La loi de 2021 a intégré les modalités des conditions de la « réduction embryonnaire », pratique qui consiste à éliminer arbitrairement un ou plusieurs fœtus dans le cadre d’une grossesse multiple même si ces fœtus sont en bonne santé.
La loi applique à l’IMG les dispositions existantes en matière d’IVG pour les femmes mineures et elle ajoute un article L. 2213-4 disposant qu’« un médecin qui refuse de pratiquer une IMG doit informer sans délai l’intéressée de son refus et lui communiquer immédiatement les noms de praticiens susceptibles de réaliser cette intervention ».
La loi supprime enfin l’obligation de proposer à la femme un délai de réflexion d’au moins une semaine avant d’interrompre sa grossesse en cas de forte probabilité que l’enfant à naître soit atteint d’une affection d’une particulière gravité reconnue comme incurable au moment du diagnostic.
Les Etats généraux de la bioéthique : modalités et calendrier
La loi bioéthique elle-même prévoit que tout projet de réforme sur les problèmes éthiques et les questions de société mentionnées par la loi soit précédée d’un débat public sous forme d’Etats généraux. Ceux-ci sont organisés à l’initiative du CCNE, après consultation des commissions parlementaires permanentes compétentes et de l’Office parlementaire d’évaluation des choix scientifiques et technologiques (OPECST).
Les Etats généraux de la bioéthique visent un double objectif :
- « Identifier les questions éthiques émergentes liées aux avancées scientifiques et sociétales.
- Éclairer le législateur, en amont de la révision des lois de bioéthique lorsqu’elle aura lieu, grâce à une analyse argumentée et à une vision pluraliste des enjeux. »
Dans le cadre de cette consultation nationale, plusieurs dispositifs se déploieront :
- des débats citoyens en régions, à Paris et en outre-mer menés par les Espaces de réflexion éthique régionaux (ERER)
- un comité citoyen organisé en partenariat avec le Conseil économique, social et environnemental (CESE) qui aura à traiter de deux questions
- des auditions des grandes institutions, des académies, des différentes sociétés savantes, ainsi que des milieux associatifs du 12 janvier au 10 avril 2025.
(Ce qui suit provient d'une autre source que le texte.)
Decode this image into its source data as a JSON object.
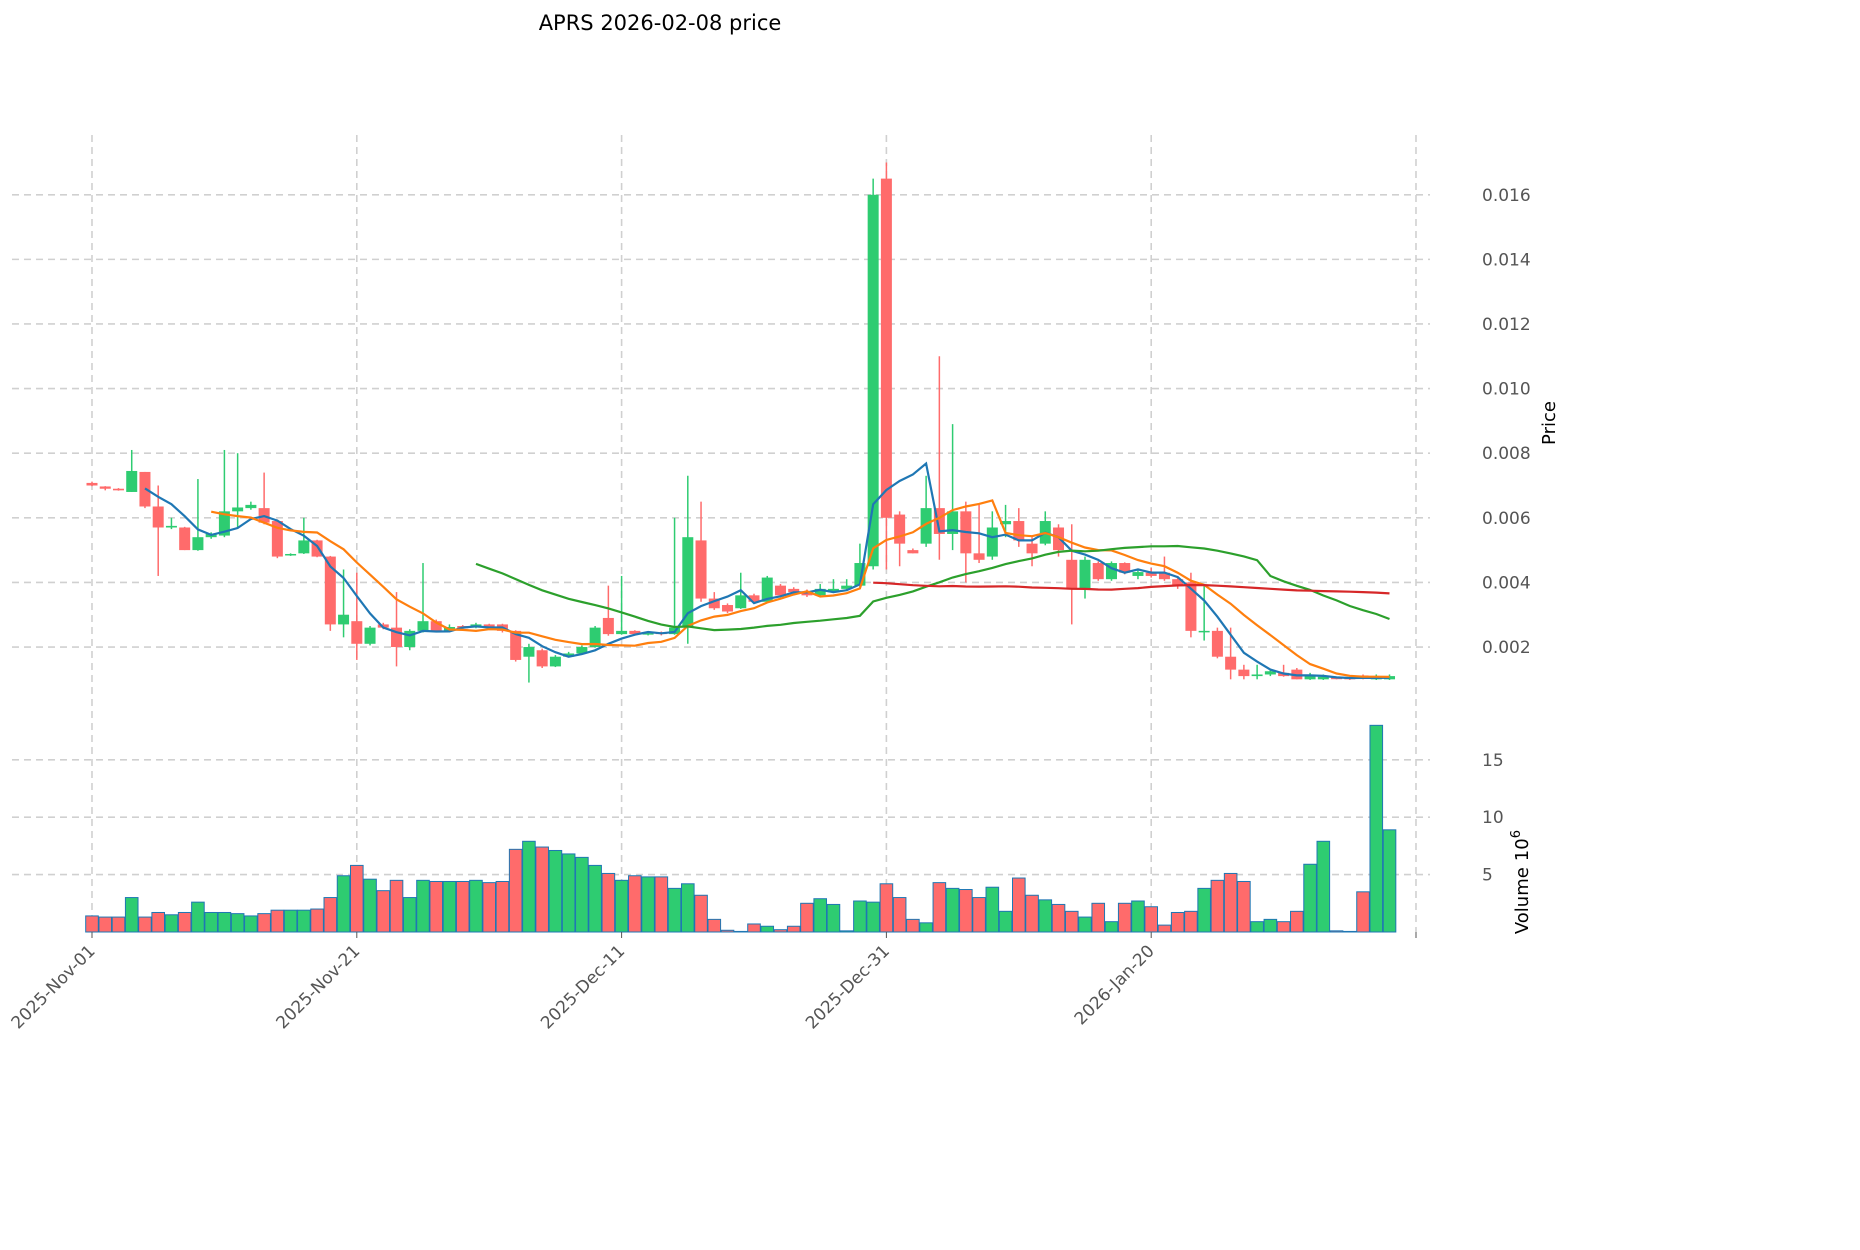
{
  "chart_data": {
    "type": "candlestick",
    "title": "APRS  2026-02-08  price",
    "ylabel": "Price",
    "volume_label": "Volume",
    "volume_exponent": "6",
    "start_date": "2025-11-01",
    "x_tick_labels": [
      "2025-Nov-01",
      "2025-Nov-21",
      "2025-Dec-11",
      "2025-Dec-31",
      "2026-Jan-20"
    ],
    "x_tick_index": [
      0,
      20,
      40,
      60,
      80
    ],
    "price_ticks": [
      "0.002",
      "0.004",
      "0.006",
      "0.008",
      "0.010",
      "0.012",
      "0.014",
      "0.016"
    ],
    "volume_ticks": [
      "5",
      "10",
      "15"
    ],
    "ylim": [
      0.00036,
      0.01785
    ],
    "volume_ylim": [
      0,
      18.9
    ],
    "colors": {
      "up": "#2ecc71",
      "down": "#ff6b6b",
      "ma5": "#1f77b4",
      "ma10": "#ff7f0e",
      "ma30": "#2ca02c",
      "ma60": "#d62728",
      "vol_edge": "#1f77b4"
    },
    "moving_averages": [
      5,
      10,
      30,
      60
    ],
    "ohlc": [
      [
        0.00708,
        0.00712,
        0.00698,
        0.007
      ],
      [
        0.00697,
        0.00698,
        0.00685,
        0.0069
      ],
      [
        0.0069,
        0.00692,
        0.00684,
        0.00685
      ],
      [
        0.0068,
        0.0081,
        0.0068,
        0.00745
      ],
      [
        0.00742,
        0.00742,
        0.0063,
        0.00635
      ],
      [
        0.00635,
        0.007,
        0.0042,
        0.0057
      ],
      [
        0.0057,
        0.006,
        0.00565,
        0.00575
      ],
      [
        0.0057,
        0.00572,
        0.005,
        0.005
      ],
      [
        0.005,
        0.0072,
        0.00498,
        0.0054
      ],
      [
        0.0054,
        0.00555,
        0.00535,
        0.0055
      ],
      [
        0.00545,
        0.0081,
        0.0054,
        0.0062
      ],
      [
        0.0062,
        0.008,
        0.0057,
        0.00632
      ],
      [
        0.0063,
        0.0065,
        0.00625,
        0.0064
      ],
      [
        0.0063,
        0.0074,
        0.0058,
        0.00585
      ],
      [
        0.0059,
        0.00595,
        0.00475,
        0.0048
      ],
      [
        0.00485,
        0.0049,
        0.00482,
        0.00488
      ],
      [
        0.0049,
        0.006,
        0.00488,
        0.0053
      ],
      [
        0.0053,
        0.00532,
        0.00478,
        0.0048
      ],
      [
        0.0048,
        0.00482,
        0.0025,
        0.0027
      ],
      [
        0.0027,
        0.0044,
        0.0023,
        0.003
      ],
      [
        0.0028,
        0.0043,
        0.0016,
        0.0021
      ],
      [
        0.0021,
        0.00265,
        0.00205,
        0.0026
      ],
      [
        0.0027,
        0.00275,
        0.00255,
        0.0026
      ],
      [
        0.0026,
        0.0037,
        0.0014,
        0.002
      ],
      [
        0.002,
        0.00255,
        0.0019,
        0.0025
      ],
      [
        0.0025,
        0.0046,
        0.00245,
        0.0028
      ],
      [
        0.0028,
        0.00285,
        0.00248,
        0.0025
      ],
      [
        0.0025,
        0.0027,
        0.00248,
        0.00262
      ],
      [
        0.00265,
        0.00268,
        0.00255,
        0.00258
      ],
      [
        0.0026,
        0.00275,
        0.00258,
        0.0027
      ],
      [
        0.0027,
        0.00272,
        0.00258,
        0.00262
      ],
      [
        0.0027,
        0.00272,
        0.00245,
        0.0025
      ],
      [
        0.0025,
        0.00252,
        0.00155,
        0.0016
      ],
      [
        0.0017,
        0.0021,
        0.0009,
        0.002
      ],
      [
        0.0019,
        0.00195,
        0.00135,
        0.0014
      ],
      [
        0.0014,
        0.00175,
        0.00138,
        0.0017
      ],
      [
        0.0017,
        0.00185,
        0.00168,
        0.0018
      ],
      [
        0.0018,
        0.00205,
        0.00178,
        0.002
      ],
      [
        0.002,
        0.00265,
        0.00198,
        0.0026
      ],
      [
        0.0029,
        0.0039,
        0.00235,
        0.0024
      ],
      [
        0.0024,
        0.0042,
        0.00238,
        0.0025
      ],
      [
        0.0025,
        0.00252,
        0.00238,
        0.0024
      ],
      [
        0.0024,
        0.00248,
        0.00236,
        0.00243
      ],
      [
        0.00245,
        0.00248,
        0.00236,
        0.0024
      ],
      [
        0.0024,
        0.006,
        0.00238,
        0.0026
      ],
      [
        0.0026,
        0.0073,
        0.0021,
        0.0054
      ],
      [
        0.0053,
        0.0065,
        0.0034,
        0.0035
      ],
      [
        0.0035,
        0.0037,
        0.00315,
        0.0032
      ],
      [
        0.0033,
        0.00335,
        0.00305,
        0.0031
      ],
      [
        0.0032,
        0.0043,
        0.00318,
        0.0036
      ],
      [
        0.0036,
        0.00365,
        0.00335,
        0.0034
      ],
      [
        0.0034,
        0.0042,
        0.00338,
        0.00415
      ],
      [
        0.0039,
        0.00395,
        0.00355,
        0.0036
      ],
      [
        0.0038,
        0.00385,
        0.00365,
        0.0037
      ],
      [
        0.0037,
        0.00378,
        0.00355,
        0.0036
      ],
      [
        0.0036,
        0.00395,
        0.00358,
        0.0038
      ],
      [
        0.0037,
        0.0041,
        0.00368,
        0.0038
      ],
      [
        0.0038,
        0.0041,
        0.00378,
        0.0039
      ],
      [
        0.0039,
        0.0052,
        0.00385,
        0.0046
      ],
      [
        0.0045,
        0.0165,
        0.0044,
        0.016
      ],
      [
        0.0165,
        0.017,
        0.0044,
        0.006
      ],
      [
        0.0061,
        0.0062,
        0.0045,
        0.0052
      ],
      [
        0.005,
        0.00505,
        0.0049,
        0.0049
      ],
      [
        0.0052,
        0.0073,
        0.0051,
        0.0063
      ],
      [
        0.0063,
        0.011,
        0.0047,
        0.0055
      ],
      [
        0.0055,
        0.0089,
        0.005,
        0.0062
      ],
      [
        0.0062,
        0.0065,
        0.004,
        0.0049
      ],
      [
        0.0049,
        0.0064,
        0.0046,
        0.0047
      ],
      [
        0.0048,
        0.0062,
        0.0047,
        0.0057
      ],
      [
        0.0058,
        0.0064,
        0.0054,
        0.0059
      ],
      [
        0.0059,
        0.0063,
        0.0051,
        0.0053
      ],
      [
        0.0052,
        0.0054,
        0.0045,
        0.0049
      ],
      [
        0.0052,
        0.0062,
        0.00515,
        0.0059
      ],
      [
        0.0057,
        0.0058,
        0.0048,
        0.005
      ],
      [
        0.0047,
        0.0058,
        0.0027,
        0.0038
      ],
      [
        0.0038,
        0.0048,
        0.0035,
        0.0047
      ],
      [
        0.0046,
        0.00465,
        0.00405,
        0.0041
      ],
      [
        0.0041,
        0.00465,
        0.00405,
        0.0046
      ],
      [
        0.0046,
        0.00462,
        0.00425,
        0.0043
      ],
      [
        0.0042,
        0.0044,
        0.0041,
        0.00432
      ],
      [
        0.0043,
        0.00445,
        0.00415,
        0.0042
      ],
      [
        0.0043,
        0.0048,
        0.00405,
        0.0041
      ],
      [
        0.0041,
        0.0042,
        0.0038,
        0.0039
      ],
      [
        0.004,
        0.0043,
        0.0023,
        0.0025
      ],
      [
        0.0025,
        0.0039,
        0.0022,
        0.0025
      ],
      [
        0.0025,
        0.0026,
        0.00165,
        0.0017
      ],
      [
        0.0017,
        0.0026,
        0.001,
        0.0013
      ],
      [
        0.0013,
        0.00145,
        0.001,
        0.0011
      ],
      [
        0.0011,
        0.00145,
        0.001,
        0.00115
      ],
      [
        0.00115,
        0.0013,
        0.0011,
        0.00125
      ],
      [
        0.0012,
        0.00145,
        0.00108,
        0.0011
      ],
      [
        0.0013,
        0.00135,
        0.001,
        0.001
      ],
      [
        0.001,
        0.0012,
        0.00098,
        0.0011
      ],
      [
        0.001,
        0.00115,
        0.00098,
        0.00108
      ],
      [
        0.00105,
        0.00108,
        0.001,
        0.00102
      ],
      [
        0.00105,
        0.00108,
        0.00098,
        0.001
      ],
      [
        0.00112,
        0.00115,
        0.001,
        0.00102
      ],
      [
        0.001,
        0.00115,
        0.00098,
        0.0011
      ],
      [
        0.001,
        0.00115,
        0.00098,
        0.0011
      ]
    ],
    "volume_millions": [
      1.4,
      1.3,
      1.3,
      3.0,
      1.3,
      1.7,
      1.5,
      1.7,
      2.6,
      1.7,
      1.7,
      1.6,
      1.4,
      1.6,
      1.9,
      1.9,
      1.9,
      2.0,
      3.0,
      4.9,
      5.8,
      4.6,
      3.6,
      4.5,
      3.0,
      4.5,
      4.4,
      4.4,
      4.4,
      4.5,
      4.3,
      4.4,
      7.2,
      7.9,
      7.4,
      7.1,
      6.8,
      6.5,
      5.8,
      5.1,
      4.5,
      4.9,
      4.8,
      4.8,
      3.8,
      4.2,
      3.2,
      1.1,
      0.15,
      0.05,
      0.7,
      0.5,
      0.2,
      0.5,
      2.5,
      2.9,
      2.4,
      0.1,
      2.7,
      2.6,
      4.2,
      3.0,
      1.1,
      0.8,
      4.3,
      3.8,
      3.7,
      3.0,
      3.9,
      1.8,
      4.7,
      3.2,
      2.8,
      2.4,
      1.8,
      1.3,
      2.5,
      0.9,
      2.5,
      2.7,
      2.2,
      0.6,
      1.7,
      1.8,
      3.8,
      4.5,
      5.1,
      4.4,
      0.9,
      1.1,
      0.9,
      1.8,
      5.9,
      7.9,
      0.1,
      0.05,
      3.5,
      18.0,
      8.9
    ]
  }
}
Les Etats généraux de la bioéthique ouvrent trois nouvelles pistes de réflexion (Le juste soin : jusqu’où traiter ? ; la prévention en santé ; la santé en outre-mer.) qui complèteront les sujets classiques des lois de bioéthique :
- Examens génétiques et médecine génomique ;
- Procréation ;
- Neurosciences ;
- Cellules souches et organoïdes ;
- Transplantations d’organes et xénogreffes ;
- Numérique, IA et santé ;
- Santé, environnement et climat.
Le CCNE devrait faire la synthèse de toutes ces contributions début juin en forme de bilan des États généraux de la bioéthique 2026 puis il donnera son propre avis sur un certain nombre de grandes questions de bioéthique à l’automne 2026 pour éclairer et préparer la future loi de bioéthique qui ne devrait pas intervenir avant 2028.
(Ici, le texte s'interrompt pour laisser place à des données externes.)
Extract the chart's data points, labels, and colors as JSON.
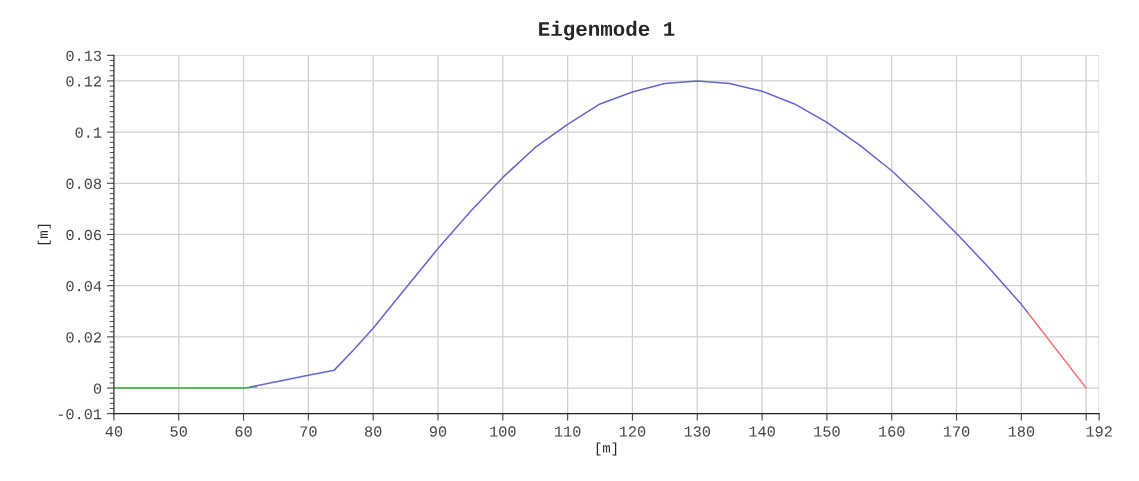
{
  "chart_data": {
    "type": "line",
    "title": "Eigenmode 1",
    "xlabel": "[m]",
    "ylabel": "[m]",
    "series": [
      {
        "color": "#33aa33",
        "x": [
          40,
          50,
          60,
          62
        ],
        "values": [
          0,
          0,
          0,
          0.0005
        ]
      },
      {
        "color": "#6666cc",
        "x": [
          61,
          66,
          70,
          74,
          77,
          80,
          85,
          90,
          95,
          100,
          105,
          110,
          115,
          120,
          125,
          130,
          135,
          140,
          145,
          150,
          155,
          160,
          165,
          170,
          175,
          180,
          181
        ],
        "values": [
          0.0004,
          0.003,
          0.005,
          0.007,
          0.015,
          0.0234,
          0.039,
          0.0545,
          0.069,
          0.0823,
          0.094,
          0.103,
          0.111,
          0.1157,
          0.119,
          0.12,
          0.119,
          0.116,
          0.111,
          0.1038,
          0.095,
          0.0849,
          0.073,
          0.0604,
          0.047,
          0.0327,
          0.0294
        ]
      },
      {
        "color": "#ee7777",
        "x": [
          181,
          190
        ],
        "values": [
          0.0294,
          0
        ]
      }
    ],
    "xlim": [
      40,
      192
    ],
    "xticks": [
      40,
      50,
      60,
      70,
      80,
      90,
      100,
      110,
      120,
      130,
      140,
      150,
      160,
      170,
      180,
      {
        "value": 190,
        "label": null
      },
      192
    ],
    "ylim": [
      -0.01,
      0.13
    ],
    "yticks": [
      -0.01,
      0,
      0.02,
      0.04,
      0.06,
      0.08,
      0.1,
      0.12,
      0.13
    ],
    "grid": true,
    "line_style": "solid",
    "marker": "none"
  }
}
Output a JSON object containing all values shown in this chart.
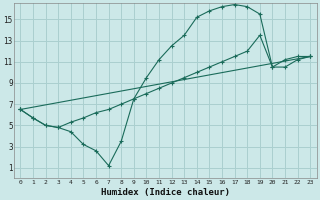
{
  "xlabel": "Humidex (Indice chaleur)",
  "bg_color": "#cce8e8",
  "grid_color": "#aacfcf",
  "line_color": "#1a6b5a",
  "xlim": [
    -0.5,
    23.5
  ],
  "ylim": [
    0,
    16.5
  ],
  "xticks": [
    0,
    1,
    2,
    3,
    4,
    5,
    6,
    7,
    8,
    9,
    10,
    11,
    12,
    13,
    14,
    15,
    16,
    17,
    18,
    19,
    20,
    21,
    22,
    23
  ],
  "yticks": [
    1,
    3,
    5,
    7,
    9,
    11,
    13,
    15
  ],
  "line1_x": [
    0,
    1,
    2,
    3,
    4,
    5,
    6,
    7,
    8,
    9,
    10,
    11,
    12,
    13,
    14,
    15,
    16,
    17,
    18,
    19,
    20,
    21,
    22,
    23
  ],
  "line1_y": [
    6.5,
    5.7,
    5.0,
    4.8,
    4.4,
    3.2,
    2.6,
    1.2,
    3.5,
    7.5,
    9.5,
    11.2,
    12.5,
    13.5,
    15.2,
    15.8,
    16.2,
    16.4,
    16.2,
    15.5,
    10.5,
    11.2,
    11.5,
    11.5
  ],
  "line2_x": [
    0,
    1,
    2,
    3,
    4,
    5,
    6,
    7,
    8,
    9,
    10,
    11,
    12,
    13,
    14,
    15,
    16,
    17,
    18,
    19,
    20,
    21,
    22,
    23
  ],
  "line2_y": [
    6.5,
    5.7,
    5.0,
    4.8,
    5.3,
    5.7,
    6.2,
    6.5,
    7.0,
    7.5,
    8.0,
    8.5,
    9.0,
    9.5,
    10.0,
    10.5,
    11.0,
    11.5,
    12.0,
    13.5,
    10.5,
    10.5,
    11.2,
    11.5
  ],
  "line3_x": [
    0,
    23
  ],
  "line3_y": [
    6.5,
    11.5
  ]
}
La voix d’Alliance VITA au service de la protection des plus fragiles
Prendre part à la révision de la loi de bioéthique représente pour Alliance VITA un nécessaire exercice de vigilance et de proposition. Dans les faits, les différentes lois ont avalisé des transgressions majeures : prélèvement de gamètes, congélation, tri et destruction d’embryons, extension du DPN et du DPI au risque de l’eugénisme. Ainsi, Alliance VITA entend se mobiliser :
- En étant auditionnée par le CCNE dans le cadre des Etats généraux
- En étant présente dans les débats citoyens en régions, à Paris et en outre-mer grâce à son réseau de plus de 1000 volontaires présents sur tout le territoire.